I want my children to see these messages for what they are -- ignorant assumptions made by a class that is spoon fed privilege from the day they're born.

I am in charge of making sure this is the message they receive. I need to take ownership of that. I need to make sure I raise people, American citizens, who don't accept their privilege.

The only way to end this culture of privilege is to ensure that those who benefit from it reject it. That when we are in the position of privilege and somebody else is struggling through persecution, we stand up and take ownership. I want to know that someday, if my kids see that their brown-skinned friends are being treated differently than them, they will approach the culprit and demand an explanation.

That is the debt I owe to a society that has largely accepted me as one of its own.

But I also want them to point out their differences when they are ignored. Point out the hurt it does when their culture is appropriated or demeaned. I want them to take pride in their uniqueness, in their racial and cultural heritage.

The best way to teach a child anything is to set an example, and so I charge you to step back from your life for a moment and look for the privilege you experience.

Do you know that you have a place to worship, no matter where in the country you might move?

Do you know that you will get fair pay for your work?

Do you know you can call the police if you are in need and they will see you as an innocent victim?

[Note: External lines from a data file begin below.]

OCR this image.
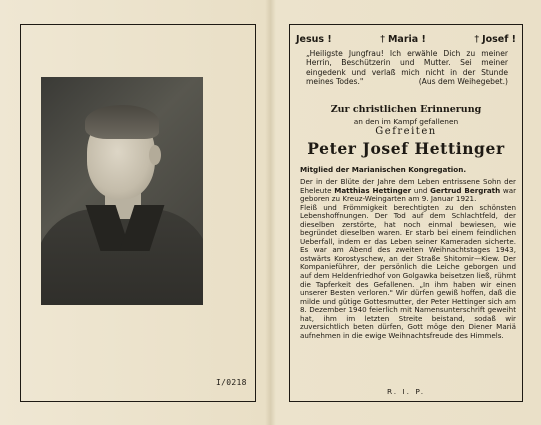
I/0218
Jesus !	† Maria !	† Josef !
„Heiligste Jungfrau! Ich erwähle Dich zu meiner Herrin, Beschützerin und Mutter. Sei meiner eingedenk und verlaß mich nicht in der Stunde meines Todes."	(Aus dem Weihegebet.)
Zur christlichen Erinnerung
an den im Kampf gefallenen
Gefreiten
Peter Josef Hettinger
Mitglied der Marianischen Kongregation.

Der in der Blüte der Jahre dem Leben entrissene Sohn der Eheleute Matthias Hettinger und Gertrud Bergrath war geboren zu Kreuz-Weingarten am 9. Januar 1921.

Fleiß und Frömmigkeit berechtigten zu den schönsten Lebenshoffnungen. Der Tod auf dem Schlachtfeld, der dieselben zerstörte, hat noch einmal bewiesen, wie begründet dieselben waren. Er starb bei einem feindlichen Ueberfall, indem er das Leben seiner Kameraden sicherte. Es war am Abend des zweiten Weihnachtstages 1943, ostwärts Korostyschew, an der Straße Shitomir—Kiew. Der Kompanieführer, der persönlich die Leiche geborgen und auf dem Heldenfriedhof von Golgawka beisetzen ließ, rühmt die Tapferkeit des Gefallenen. „In ihm haben wir einen unserer Besten verloren." Wir dürfen gewiß hoffen, daß die milde und gütige Gottesmutter, der Peter Hettinger sich am 8. Dezember 1940 feierlich mit Namensunterschrift geweiht hat, ihm im letzten Streite beistand, sodaß wir zuversichtlich beten dürfen, Gott möge den Diener Mariä aufnehmen in die ewige Weihnachtsfreude des Himmels.

R. I. P.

Do you know that if you speak the language of your childhood home, you will be understood?

These are privilege.

Be aware of it. And consider what it feels like to answer "no" to any one of those questions. To all of them.

The burden of educating my children on race and privilege doesn't fall only on me, it is ours as a culture. My lessons mean nothing without the contrast of reality, or the television they watch and the people they meet and the pictures on magazines on the rack at the grocery store.

It's time we all took some responsibility for that.